Ermeni Soykırımı İddiaları ya da diğer bilinen adı 1915 olaylarının üzerinden tam 101 yıl geçti. Bir asrı devirmiş, kökleri büyük acılar ve kanla sulanmış koca bir çınar artık o…
“Asırlık Çınar” benzetmesi yapmamın asıl sebebi de bu aslında. Koca bir asır içinde adeta bir “Çınar Ağacı” gibi büyüdü ve büyümeye de devam ediyor. Bir çınar gibi sürekli dallanıp budaklanıyor. Her dal sizi farklı bir yere götürüyor. Her dal büyüdükçe gövdeden, köklerden yani sorunun temelinden uzaklaşıyor. Bu da tam bir asırdır hasretle beklediğimiz çözümü, barışı giderek zorlaştırıyor.
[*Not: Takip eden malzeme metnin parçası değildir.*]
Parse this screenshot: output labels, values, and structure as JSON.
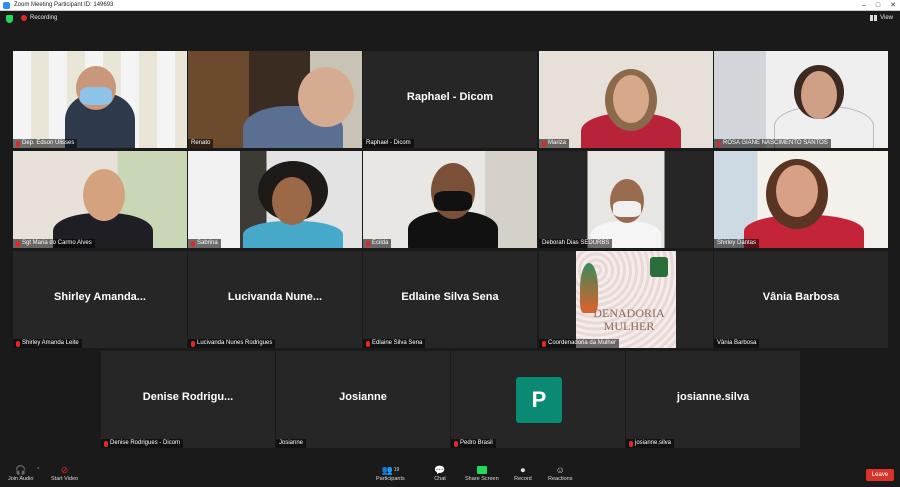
{
  "window": {
    "title": "Zoom Meeting Participant ID: 149693",
    "controls": [
      "–",
      "□",
      "✕"
    ]
  },
  "topbar": {
    "recording_label": "Recording",
    "view_label": "View"
  },
  "tiles": [
    {
      "label": "Dep. Edson Ulisses",
      "muted": true
    },
    {
      "label": "Renato",
      "muted": false
    },
    {
      "big": "Raphael - Dicom",
      "label": "Raphael - Dicom",
      "muted": false
    },
    {
      "label": "Mariza",
      "muted": true
    },
    {
      "label": "ROSA GIANE NASCIMENTO SANTOS",
      "muted": true
    },
    {
      "label": "Sgt Maria do Carmo Alves",
      "muted": true
    },
    {
      "label": "Sabrina",
      "muted": true
    },
    {
      "label": "Ecilda",
      "muted": true
    },
    {
      "label": "Deborah  Dias SEDURBS",
      "muted": false
    },
    {
      "label": "Shirley Dantas",
      "muted": false
    },
    {
      "big": "Shirley  Amanda...",
      "label": "Shirley Amanda Leite",
      "muted": true
    },
    {
      "big": "Lucivanda  Nune...",
      "label": "Lucivanda Nunes Rodrigues",
      "muted": true
    },
    {
      "big": "Edlaine Silva Sena",
      "label": "Edlaine Silva Sena",
      "muted": true
    },
    {
      "label": "Coordenadoria da Mulher",
      "muted": true,
      "logo_text": "DENADORIA MULHER"
    },
    {
      "big": "Vânia Barbosa",
      "label": "Vânia Barbosa",
      "muted": false
    },
    {
      "big": "Denise  Rodrigu...",
      "label": "Denise Rodrigues - Dicom",
      "muted": true
    },
    {
      "big": "Josianne",
      "label": "Josianne",
      "muted": false
    },
    {
      "avatar": "P",
      "label": "Pedro Brasil",
      "muted": true
    },
    {
      "big": "josianne.silva",
      "label": "josianne.silva",
      "muted": true
    }
  ],
  "toolbar": {
    "join_audio": "Join Audio",
    "start_video": "Start Video",
    "participants": "Participants",
    "participants_count": "19",
    "chat": "Chat",
    "share_screen": "Share Screen",
    "record": "Record",
    "reactions": "Reactions",
    "leave": "Leave"
  },
  "colors": {
    "accent_green": "#23d959",
    "leave_red": "#d9342b",
    "active_speaker": "#c4e33a",
    "avatar_teal": "#0a8a72"
  }
}
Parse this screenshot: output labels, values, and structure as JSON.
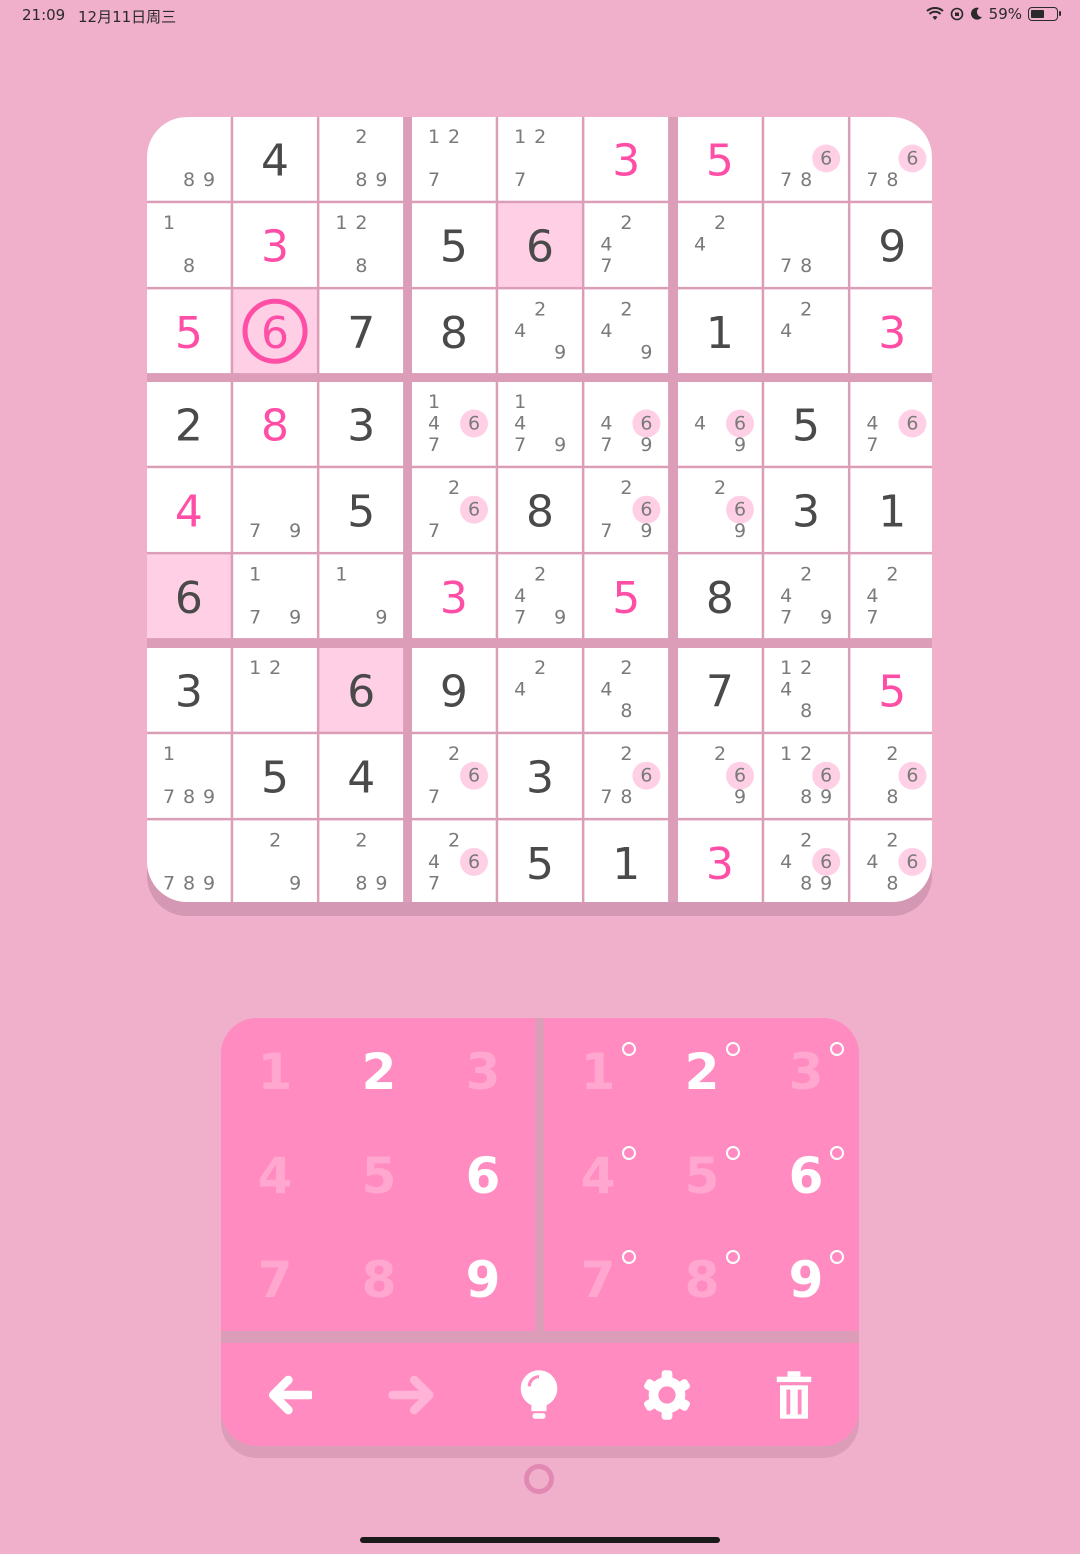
{
  "status_bar": {
    "time": "21:09",
    "date": "12月11日周三",
    "battery": "59%",
    "battery_fraction": 0.59
  },
  "colors": {
    "background": "#f0b0cb",
    "cell": "#ffffff",
    "highlight": "#ffd0e5",
    "given": "#4a4a4a",
    "entered": "#ff4ea6",
    "note": "#7a7a7a",
    "note_mark": "#ffd0e5",
    "pad": "#ff8bc1"
  },
  "board": {
    "cells": [
      [
        {
          "v": "",
          "notes": [
            8,
            9
          ]
        },
        {
          "v": "4",
          "t": "g"
        },
        {
          "v": "",
          "notes": [
            2,
            8,
            9
          ]
        },
        {
          "v": "",
          "notes": [
            1,
            2,
            7
          ]
        },
        {
          "v": "",
          "notes": [
            1,
            2,
            7
          ]
        },
        {
          "v": "3",
          "t": "e"
        },
        {
          "v": "5",
          "t": "e"
        },
        {
          "v": "",
          "notes": [
            6,
            7,
            8
          ],
          "mark": 6
        },
        {
          "v": "",
          "notes": [
            6,
            7,
            8
          ],
          "mark": 6
        }
      ],
      [
        {
          "v": "",
          "notes": [
            1,
            8
          ]
        },
        {
          "v": "3",
          "t": "e"
        },
        {
          "v": "",
          "notes": [
            1,
            2,
            8
          ]
        },
        {
          "v": "5",
          "t": "g"
        },
        {
          "v": "6",
          "t": "g",
          "hl": true
        },
        {
          "v": "",
          "notes": [
            2,
            4,
            7
          ]
        },
        {
          "v": "",
          "notes": [
            2,
            4
          ]
        },
        {
          "v": "",
          "notes": [
            7,
            8
          ]
        },
        {
          "v": "9",
          "t": "g"
        }
      ],
      [
        {
          "v": "5",
          "t": "e"
        },
        {
          "v": "6",
          "t": "e",
          "hl": true,
          "circle": true
        },
        {
          "v": "7",
          "t": "g"
        },
        {
          "v": "8",
          "t": "g"
        },
        {
          "v": "",
          "notes": [
            2,
            4,
            9
          ]
        },
        {
          "v": "",
          "notes": [
            2,
            4,
            9
          ]
        },
        {
          "v": "1",
          "t": "g"
        },
        {
          "v": "",
          "notes": [
            2,
            4
          ]
        },
        {
          "v": "3",
          "t": "e"
        }
      ],
      [
        {
          "v": "2",
          "t": "g"
        },
        {
          "v": "8",
          "t": "e"
        },
        {
          "v": "3",
          "t": "g"
        },
        {
          "v": "",
          "notes": [
            1,
            4,
            6,
            7
          ],
          "mark": 6
        },
        {
          "v": "",
          "notes": [
            1,
            4,
            7,
            9
          ]
        },
        {
          "v": "",
          "notes": [
            4,
            6,
            7,
            9
          ],
          "mark": 6
        },
        {
          "v": "",
          "notes": [
            4,
            6,
            9
          ],
          "mark": 6
        },
        {
          "v": "5",
          "t": "g"
        },
        {
          "v": "",
          "notes": [
            4,
            6,
            7
          ],
          "mark": 6
        }
      ],
      [
        {
          "v": "4",
          "t": "e"
        },
        {
          "v": "",
          "notes": [
            7,
            9
          ]
        },
        {
          "v": "5",
          "t": "g"
        },
        {
          "v": "",
          "notes": [
            2,
            6,
            7
          ],
          "mark": 6
        },
        {
          "v": "8",
          "t": "g"
        },
        {
          "v": "",
          "notes": [
            2,
            6,
            7,
            9
          ],
          "mark": 6
        },
        {
          "v": "",
          "notes": [
            2,
            6,
            9
          ],
          "mark": 6
        },
        {
          "v": "3",
          "t": "g"
        },
        {
          "v": "1",
          "t": "g"
        }
      ],
      [
        {
          "v": "6",
          "t": "g",
          "hl": true
        },
        {
          "v": "",
          "notes": [
            1,
            7,
            9
          ]
        },
        {
          "v": "",
          "notes": [
            1,
            9
          ]
        },
        {
          "v": "3",
          "t": "e"
        },
        {
          "v": "",
          "notes": [
            2,
            4,
            7,
            9
          ]
        },
        {
          "v": "5",
          "t": "e"
        },
        {
          "v": "8",
          "t": "g"
        },
        {
          "v": "",
          "notes": [
            2,
            4,
            7,
            9
          ]
        },
        {
          "v": "",
          "notes": [
            2,
            4,
            7
          ]
        }
      ],
      [
        {
          "v": "3",
          "t": "g"
        },
        {
          "v": "",
          "notes": [
            1,
            2
          ]
        },
        {
          "v": "6",
          "t": "g",
          "hl": true
        },
        {
          "v": "9",
          "t": "g"
        },
        {
          "v": "",
          "notes": [
            2,
            4
          ]
        },
        {
          "v": "",
          "notes": [
            2,
            4,
            8
          ]
        },
        {
          "v": "7",
          "t": "g"
        },
        {
          "v": "",
          "notes": [
            1,
            2,
            4,
            8
          ]
        },
        {
          "v": "5",
          "t": "e"
        }
      ],
      [
        {
          "v": "",
          "notes": [
            1,
            7,
            8,
            9
          ]
        },
        {
          "v": "5",
          "t": "g"
        },
        {
          "v": "4",
          "t": "g"
        },
        {
          "v": "",
          "notes": [
            2,
            6,
            7
          ],
          "mark": 6
        },
        {
          "v": "3",
          "t": "g"
        },
        {
          "v": "",
          "notes": [
            2,
            6,
            7,
            8
          ],
          "mark": 6
        },
        {
          "v": "",
          "notes": [
            2,
            6,
            9
          ],
          "mark": 6
        },
        {
          "v": "",
          "notes": [
            1,
            2,
            6,
            8,
            9
          ],
          "mark": 6
        },
        {
          "v": "",
          "notes": [
            2,
            6,
            8
          ],
          "mark": 6
        }
      ],
      [
        {
          "v": "",
          "notes": [
            7,
            8,
            9
          ]
        },
        {
          "v": "",
          "notes": [
            2,
            9
          ]
        },
        {
          "v": "",
          "notes": [
            2,
            8,
            9
          ]
        },
        {
          "v": "",
          "notes": [
            2,
            4,
            6,
            7
          ],
          "mark": 6
        },
        {
          "v": "5",
          "t": "g"
        },
        {
          "v": "1",
          "t": "g"
        },
        {
          "v": "3",
          "t": "e"
        },
        {
          "v": "",
          "notes": [
            2,
            4,
            6,
            8,
            9
          ],
          "mark": 6
        },
        {
          "v": "",
          "notes": [
            2,
            4,
            6,
            8
          ],
          "mark": 6
        }
      ]
    ]
  },
  "pad": {
    "digits": [
      {
        "label": "1",
        "enabled": false
      },
      {
        "label": "2",
        "enabled": true
      },
      {
        "label": "3",
        "enabled": false
      },
      {
        "label": "4",
        "enabled": false
      },
      {
        "label": "5",
        "enabled": false
      },
      {
        "label": "6",
        "enabled": true
      },
      {
        "label": "7",
        "enabled": false
      },
      {
        "label": "8",
        "enabled": false
      },
      {
        "label": "9",
        "enabled": true
      }
    ],
    "tools": [
      {
        "name": "undo-button",
        "icon": "arrow-left-icon",
        "enabled": true
      },
      {
        "name": "redo-button",
        "icon": "arrow-right-icon",
        "enabled": false
      },
      {
        "name": "hint-button",
        "icon": "lightbulb-icon",
        "enabled": true
      },
      {
        "name": "settings-button",
        "icon": "gear-icon",
        "enabled": true
      },
      {
        "name": "delete-button",
        "icon": "trash-icon",
        "enabled": true
      }
    ]
  }
}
Ermeni Sorununda işler gün geçtikçe daha da kötüye gidiyor. Kabuk bağlayan yaralar kaşınmaya, unutulmaya yüz tutmuş acılar tekrar hatırlatılmaya devam ediyor. Geçmişte ve bugünde hala çok kıymetli olan bu topraklarda büyük trajedilerin yaşandığı şüphesiz. Fakat yaşananlar detaylı bir araştırma yapılmadan, tarihsel süreç bir kenara bırakılıp gerçek gün yüzüne çıkarılmadan, konu birtakım çıkar gruplarının da gayretiyle siyasallaştırılmaya çalışılıyor. Aslında taraflar çoktan oluşmuş. Herkes safını belli etmiş durumda. Ne söylendiğinin ve nasıl söylendiğinin hiçbir önemi yok. Kimin söylediğinin önemi var. Ermeni tezini savunan diaspora ve oluşturduğu güçlü kamuoyu ve karşısında Türk tezini savunamayan ve sadece “inkar etme” anlayışıyla hareket eden Türk Dışişleri var. Hala ortak komisyon kurulmasının Ermeni soykırımı iddialarında çözüm olacağına inanıyor.
Büyük Gün 24 Nisan
Her yıl mart ayında faaliyetlerine başlayan Ermeni lobileri ve Ermeni Diasporası konuyu siyasal zemine çekebilmek için ABD ve Fransa başta olmak üzere birçok ülkenin parlamentosunda Ermeni Soykırımı iddialarının hem gündeme gelmesi hem de 1915 yılında yaşananların soykırım olarak kabul edilmesi için baskı oluşturmaya çalışmaktadır. Pek çok ülkede ve ABD’nin birçok eyalet meclisinde Ermeni İddiaları zaten soykırım olarak tanınmıştır. Amaç bunu daha da ileri götürmek ve Ermeni Soykırımı’nı inkar etmeyi suç sayan yeni yeni yasal düzenlemeleri kabul ettirmektir. Ermeni Sorunu’nun çözüm yeri parlamentolar değildir. Bu sorunu çözecek olan da siyasetçiler değildir.
Züğürt Tesellisi
Her sene 24 Nisan’da ABD Başkanı Barack Obama’nın yaptığı konuşmada Soykırım ifadesini kullanacak mı kullanmayacak mı? diye ağzından çıkacak sözlere bakıyoruz. Obama ise ne şiş yansın ne de kebap hesabı her iki tarafı da kaybetmemek adına “Büyük Felaket“ tabirini kullanıyor. Ermeni diasporası üzülürken Türk Dışişleri ve Türk Basını sevinç çığlıkları atıyor. Ertesi gün manşetlerde “Obama Yine Soykırım Demedi” benzeri ifadelere yer veriliyor. Bu ancak züğürt tesellisidir. Başka hiçbir izahı da yoktur. Ermeni diasporası ve Ermeni Lobilerinin Dünya üzerinde başarıya ulaştıkları gerçeğini kabul etmeli ve günümüzde artık tamamen siyasallaşan bu konu karşısında “Ortak Tarih Komisyonu Kuralım” “Masaya Oturalım” benzeri önerilerden vazgeçerek daha gerçekçi yöntemlere dönmeliyiz.
Ve her iki tarafta yaşanan o korkunç acıları hiçbir zaman unutmadan düşmanca tavırları, siyasal hesapları bir kenara bırakıp geçmişte dost olan “Milleti Sadıkamız” Ermenilerle kucaklaşmalıyız.
Ermenilerin de lobilerin ve Batı’daki siyasetçilerin çıkarları uğruna sürekli istismar edildiklerinin farkına varmaları ve bir zamanlar birlikte yaşadıkları Anadolu topraklarında, kendilerine hiçbir devletin, halkın sahip çıkmadığı kadar sahip çıkan Türk halkını bağrına basması gerekir.